In potent short stories the voice is always authentic and memorable, conflict simmers throughout, and the first paragraph is so finely wrought that it's the literary equivalent of a
Fabergé egg. Here's are a few beginnings from
Amy Bloom's short story collection
Where the God of Love Hangs Out. I cannot recommend these stories too often.Notice how the voice in each opening is distinctive.
By-And-By
Every death is violent.
The iris, the rainbow of the eye, closes down. The pupil spreads out like black water. It seems natural, if you are there to push the lid down, to ease the pleated shade over the ball, down to the lower lashes. The light is out, close the door.
Sleepwalking
I was born smart and had been lucky my whole life, so I didn't even know that what I thought was careful planning was nothing more than being in the right place at the right time, missing an avalanche I didn't even hear.
After the funeral was over and the cold turkey and the glazed ham were demolished and some very good jazz was played and some very good musicians went home drunk on bourbon poured in my husband's honor, it just me, my mother-in-law Ruth, and out two boys Lionel junior from Lionel's second marriage and our little boy , Buster.
Compassion and Mercy
No power.
The roads were thick with pine branches and whole birch trees, the heavy boughs breaking off and landing on top of houses and cars and in front of driveways.
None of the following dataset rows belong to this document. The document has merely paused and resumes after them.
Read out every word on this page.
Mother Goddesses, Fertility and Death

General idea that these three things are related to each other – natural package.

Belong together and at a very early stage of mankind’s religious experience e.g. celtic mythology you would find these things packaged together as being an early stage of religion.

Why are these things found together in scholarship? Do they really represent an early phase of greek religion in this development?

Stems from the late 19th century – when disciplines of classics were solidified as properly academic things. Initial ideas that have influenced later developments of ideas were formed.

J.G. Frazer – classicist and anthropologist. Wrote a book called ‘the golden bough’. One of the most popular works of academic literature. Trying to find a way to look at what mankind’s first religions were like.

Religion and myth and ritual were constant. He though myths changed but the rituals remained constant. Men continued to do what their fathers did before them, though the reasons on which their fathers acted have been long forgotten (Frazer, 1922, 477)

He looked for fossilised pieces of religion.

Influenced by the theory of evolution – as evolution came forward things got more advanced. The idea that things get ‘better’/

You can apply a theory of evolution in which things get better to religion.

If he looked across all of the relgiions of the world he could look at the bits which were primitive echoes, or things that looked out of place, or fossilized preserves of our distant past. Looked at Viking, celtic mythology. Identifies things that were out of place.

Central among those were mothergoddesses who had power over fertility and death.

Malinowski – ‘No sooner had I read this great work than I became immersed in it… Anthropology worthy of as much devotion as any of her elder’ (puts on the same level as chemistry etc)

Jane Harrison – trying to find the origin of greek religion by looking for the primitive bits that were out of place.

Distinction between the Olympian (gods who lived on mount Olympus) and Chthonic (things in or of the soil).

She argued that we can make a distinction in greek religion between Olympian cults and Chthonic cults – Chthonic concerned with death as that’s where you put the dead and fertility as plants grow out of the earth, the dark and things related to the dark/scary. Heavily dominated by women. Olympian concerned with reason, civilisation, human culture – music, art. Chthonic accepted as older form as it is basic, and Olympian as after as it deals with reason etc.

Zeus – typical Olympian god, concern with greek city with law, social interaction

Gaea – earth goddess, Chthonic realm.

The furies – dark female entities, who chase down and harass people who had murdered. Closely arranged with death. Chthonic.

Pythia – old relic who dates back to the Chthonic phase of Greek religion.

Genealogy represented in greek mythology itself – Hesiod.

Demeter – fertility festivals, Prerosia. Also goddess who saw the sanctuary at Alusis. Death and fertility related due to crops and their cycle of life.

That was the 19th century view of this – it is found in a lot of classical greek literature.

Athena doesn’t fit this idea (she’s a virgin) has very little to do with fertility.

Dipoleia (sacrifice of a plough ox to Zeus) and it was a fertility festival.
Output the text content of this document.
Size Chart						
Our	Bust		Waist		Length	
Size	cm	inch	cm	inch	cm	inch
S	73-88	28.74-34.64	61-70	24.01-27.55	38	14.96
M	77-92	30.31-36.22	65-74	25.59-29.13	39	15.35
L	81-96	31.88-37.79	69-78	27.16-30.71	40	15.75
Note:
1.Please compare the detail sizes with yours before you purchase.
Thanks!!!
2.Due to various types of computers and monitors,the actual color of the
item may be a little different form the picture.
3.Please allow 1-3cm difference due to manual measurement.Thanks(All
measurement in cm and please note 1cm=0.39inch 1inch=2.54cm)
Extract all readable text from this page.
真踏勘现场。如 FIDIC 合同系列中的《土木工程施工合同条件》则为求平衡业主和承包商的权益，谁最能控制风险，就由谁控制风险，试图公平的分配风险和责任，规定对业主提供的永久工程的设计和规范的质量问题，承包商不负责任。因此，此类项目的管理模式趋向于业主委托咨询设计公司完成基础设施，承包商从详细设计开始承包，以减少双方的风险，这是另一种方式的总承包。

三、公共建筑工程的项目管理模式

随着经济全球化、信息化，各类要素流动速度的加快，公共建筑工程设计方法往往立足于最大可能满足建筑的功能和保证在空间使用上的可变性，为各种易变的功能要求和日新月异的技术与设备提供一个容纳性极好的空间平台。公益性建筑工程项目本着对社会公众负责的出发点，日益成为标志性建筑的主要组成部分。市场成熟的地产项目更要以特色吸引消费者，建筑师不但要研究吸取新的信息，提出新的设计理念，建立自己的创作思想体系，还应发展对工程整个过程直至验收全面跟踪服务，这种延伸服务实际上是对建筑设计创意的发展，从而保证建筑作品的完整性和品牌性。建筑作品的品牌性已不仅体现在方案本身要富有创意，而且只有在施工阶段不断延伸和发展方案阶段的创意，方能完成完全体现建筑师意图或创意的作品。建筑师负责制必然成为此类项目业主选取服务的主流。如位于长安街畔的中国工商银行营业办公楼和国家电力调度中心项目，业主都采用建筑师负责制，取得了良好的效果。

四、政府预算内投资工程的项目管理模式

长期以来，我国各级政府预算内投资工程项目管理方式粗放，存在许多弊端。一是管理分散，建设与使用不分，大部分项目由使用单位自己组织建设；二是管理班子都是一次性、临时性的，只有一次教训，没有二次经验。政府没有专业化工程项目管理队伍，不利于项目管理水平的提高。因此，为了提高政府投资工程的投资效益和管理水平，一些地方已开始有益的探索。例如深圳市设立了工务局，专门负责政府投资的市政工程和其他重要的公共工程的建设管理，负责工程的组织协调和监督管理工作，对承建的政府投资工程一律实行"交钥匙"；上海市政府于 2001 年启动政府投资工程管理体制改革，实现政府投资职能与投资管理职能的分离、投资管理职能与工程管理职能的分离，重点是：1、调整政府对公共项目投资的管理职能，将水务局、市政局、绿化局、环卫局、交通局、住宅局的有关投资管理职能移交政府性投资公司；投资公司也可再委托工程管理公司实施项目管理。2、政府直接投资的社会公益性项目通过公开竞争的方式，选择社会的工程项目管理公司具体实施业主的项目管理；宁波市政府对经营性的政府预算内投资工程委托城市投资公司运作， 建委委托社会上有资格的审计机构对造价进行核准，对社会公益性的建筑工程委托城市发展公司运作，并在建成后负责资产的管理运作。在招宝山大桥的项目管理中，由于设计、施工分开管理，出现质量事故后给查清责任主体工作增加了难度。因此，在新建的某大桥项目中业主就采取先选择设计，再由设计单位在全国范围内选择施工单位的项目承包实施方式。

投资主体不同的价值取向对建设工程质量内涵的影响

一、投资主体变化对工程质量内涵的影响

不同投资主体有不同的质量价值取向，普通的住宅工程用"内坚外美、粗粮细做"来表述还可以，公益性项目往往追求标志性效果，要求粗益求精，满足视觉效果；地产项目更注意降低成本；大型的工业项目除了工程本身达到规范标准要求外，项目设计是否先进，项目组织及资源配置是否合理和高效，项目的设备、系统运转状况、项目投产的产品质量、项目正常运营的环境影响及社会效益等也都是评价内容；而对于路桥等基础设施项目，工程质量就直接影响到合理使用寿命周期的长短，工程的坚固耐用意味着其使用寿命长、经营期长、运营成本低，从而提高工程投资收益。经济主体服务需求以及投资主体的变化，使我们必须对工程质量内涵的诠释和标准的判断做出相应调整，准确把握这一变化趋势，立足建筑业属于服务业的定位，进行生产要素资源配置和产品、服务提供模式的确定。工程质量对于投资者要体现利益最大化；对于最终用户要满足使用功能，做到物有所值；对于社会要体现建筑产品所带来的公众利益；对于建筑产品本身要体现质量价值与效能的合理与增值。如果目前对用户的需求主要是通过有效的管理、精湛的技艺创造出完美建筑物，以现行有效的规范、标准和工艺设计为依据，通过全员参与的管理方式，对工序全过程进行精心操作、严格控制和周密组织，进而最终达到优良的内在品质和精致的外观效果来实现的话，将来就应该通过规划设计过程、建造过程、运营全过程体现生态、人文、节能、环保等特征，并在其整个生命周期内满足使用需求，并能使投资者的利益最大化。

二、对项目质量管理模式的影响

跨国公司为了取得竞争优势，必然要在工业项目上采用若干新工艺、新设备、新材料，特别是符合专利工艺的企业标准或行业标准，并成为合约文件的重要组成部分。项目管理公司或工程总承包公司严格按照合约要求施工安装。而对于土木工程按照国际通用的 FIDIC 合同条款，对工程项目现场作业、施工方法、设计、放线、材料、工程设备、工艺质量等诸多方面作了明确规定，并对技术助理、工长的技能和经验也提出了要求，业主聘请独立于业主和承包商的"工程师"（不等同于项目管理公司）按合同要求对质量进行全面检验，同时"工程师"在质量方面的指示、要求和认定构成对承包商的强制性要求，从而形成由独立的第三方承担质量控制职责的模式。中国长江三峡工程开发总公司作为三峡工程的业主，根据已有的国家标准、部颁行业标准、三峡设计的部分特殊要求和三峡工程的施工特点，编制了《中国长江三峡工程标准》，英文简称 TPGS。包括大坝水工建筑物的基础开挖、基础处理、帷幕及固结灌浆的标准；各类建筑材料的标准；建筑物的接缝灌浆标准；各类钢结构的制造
The low, looping power lines coiled onto the road, and even from their bedroom window, Clare could see silver branches dangling in the icy wire. Highways were closed. Classes were canceled. The phone didn't work. The front steps were slipper as hell.
William kept a fire going in the living room and Clare toasted rye bread on the end of fondue forks for breakfast, and in the early afternoon they wrapped cheese sandwiches in tin foil and threw them into the embers for fifteen minutes. William was in charge of dinner and making hot water for Thai ginger soup-in-a-blow. They used the snow bank at the kitchen door to chill the Chardonnay.